Is it possible to somehow use the tree sequences to get the previous population the lineages were in rather than the origin population? Being able to map local ancestry in this way would be amazing for a lot of simulations we are working on.
Thanks,
Bernard
If I understand correctly, you start with p1, it splits into p1/p2, goes for a while separately, then rejoins into p3, and you want to determine whether individuals in the final population trace their ancestry through p2 or not. That should be quite straightforward to do. First of all, you’d want to call treeSeqRememberAncestors() at a point in time when p1 and p2 are separate. If they exchange no migrants, you could presumably make this call any time between when they split and just before they rejoin; I can’t see that it would make any difference precisely when. This would ensure that each ancestry tree would contain a remembered node that would belong to either p1 or p2. Then, when doing the final analysis, rather than looking at the subpopulation of each tree root (which might be before the p1/p2 split), you would do a walk upward through the ancestry tree, checking the subpopulation for each node visited along the way up. If you see a p2 node on the way up, that location in that genome traces through p2; if not, not. The appropriate APIs for doing this should all be documented in the msprime manual, I think. If you ran long enough that coalescence occurred at every chromosome location after the time at which you remembered the p1/p2 nodes, you wouldn’t even need to do this walk upwards, I think; in that case the tree root would be directly usable, since it would be one of the remembered nodes. So then the cookbook recipe would be more directly usable.
This is why you walk up the node chain rather than just looking at the subpopulation of the tree root. The genome that descends from p2 might have a p1 node as its root, if it coalesces further back in time that the migration event, as you say.

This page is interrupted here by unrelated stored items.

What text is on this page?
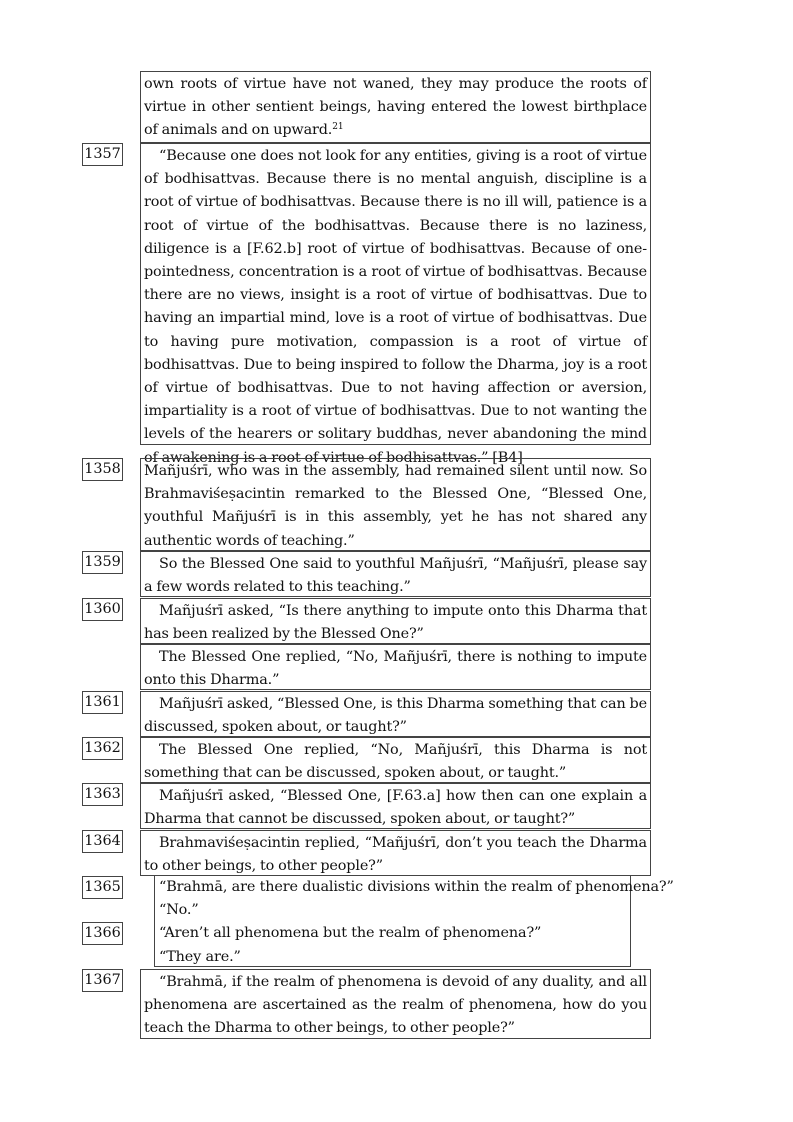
own roots of virtue have not waned, they may produce the roots of virtue in other sentient beings, having entered the lowest birthplace of animals and on upward.$^{21}$
1357	“Because one does not look for any entities, giving is a root of virtue of bodhisattvas. Because there is no mental anguish, discipline is a root of virtue of bodhisattvas. Because there is no ill will, patience is a root of virtue of the bodhisattvas. Because there is no laziness, diligence is a [F.62.b] root of virtue of bodhisattvas. Because of one-pointedness, concentration is a root of virtue of bodhisattvas. Because there are no views, insight is a root of virtue of bodhisattvas. Due to having an impartial mind, love is a root of virtue of bodhisattvas. Due to having pure motivation, compassion is a root of virtue of bodhisattvas. Due to being inspired to follow the Dharma, joy is a root of virtue of bodhisattvas. Due to not having affection or aversion, impartiality is a root of virtue of bodhisattvas. Due to not wanting the levels of the hearers or solitary buddhas, never abandoning the mind of awakening is a root of virtue of bodhisattvas.” [B4]
1358 Mañjuśrī, who was in the assembly, had remained silent until now. So Brahmaviśeṣacintin remarked to the Blessed One, “Blessed One, youthful Mañjuśrī is in this assembly, yet he has not shared any authentic words of teaching.”
1359	So the Blessed One said to youthful Mañjuśrī, “Mañjuśrī, please say a few words related to this teaching.”
1360	Mañjuśrī asked, “Is there anything to impute onto this Dharma that has been realized by the Blessed One?”
The Blessed One replied, “No, Mañjuśrī, there is nothing to impute onto this Dharma.”
1361	Mañjuśrī asked, “Blessed One, is this Dharma something that can be discussed, spoken about, or taught?”
1362	The Blessed One replied, “No, Mañjuśrī, this Dharma is not something that can be discussed, spoken about, or taught.”
1363	Mañjuśrī asked, “Blessed One, [F.63.a] how then can one explain a Dharma that cannot be discussed, spoken about, or taught?”
1364	Brahmaviśeṣacintin replied, “Mañjuśrī, don’t you teach the Dharma to other beings, to other people?”
1365
1366
“Brahmā, are there dualistic divisions within the realm of phenomena?”
“No.”
“Aren’t all phenomena but the realm of phenomena?”
“They are.”
1367	“Brahmā, if the realm of phenomena is devoid of any duality, and all phenomena are ascertained as the realm of phenomena, how do you teach the Dharma to other beings, to other people?”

But if you remembered all of the nodes in p2 for one generation, those remembered nodes will be in the ancestor chain. As you walk up the chain, if you ever see a p2 node then the node you started walking upward from descends from p2 (at the given chromosome position); when you see that, you can stop the node chain walk, as you have your answer. If you reach the root of the ancestry tree without ever seeing a p2 node, then the node you started walking upward from does not descend from p2 (at the given chromosome position). Make sense?
The treeSeqRememberIndividuals() method actually causes the two genomes of each individual to be remembered, as “nodes” in msprime parlance (nodes == genomes). The “individuals” themselves are not actually remembered; i.e., they will not appear as entries in the individuals table when you’re looking at the .trees file in Python with pyslim. Perhaps the name of that method is therefore a bit unfortunate, in hindsight; at the time we chose that method name there was not even such a thing as an “individuals table” in msprime, and when we added the individuals table I guess it didn’t occur to us to revisit the name of that method. But of course you don’t need the ancestral individuals to be remembered anyway, just the ancestral nodes.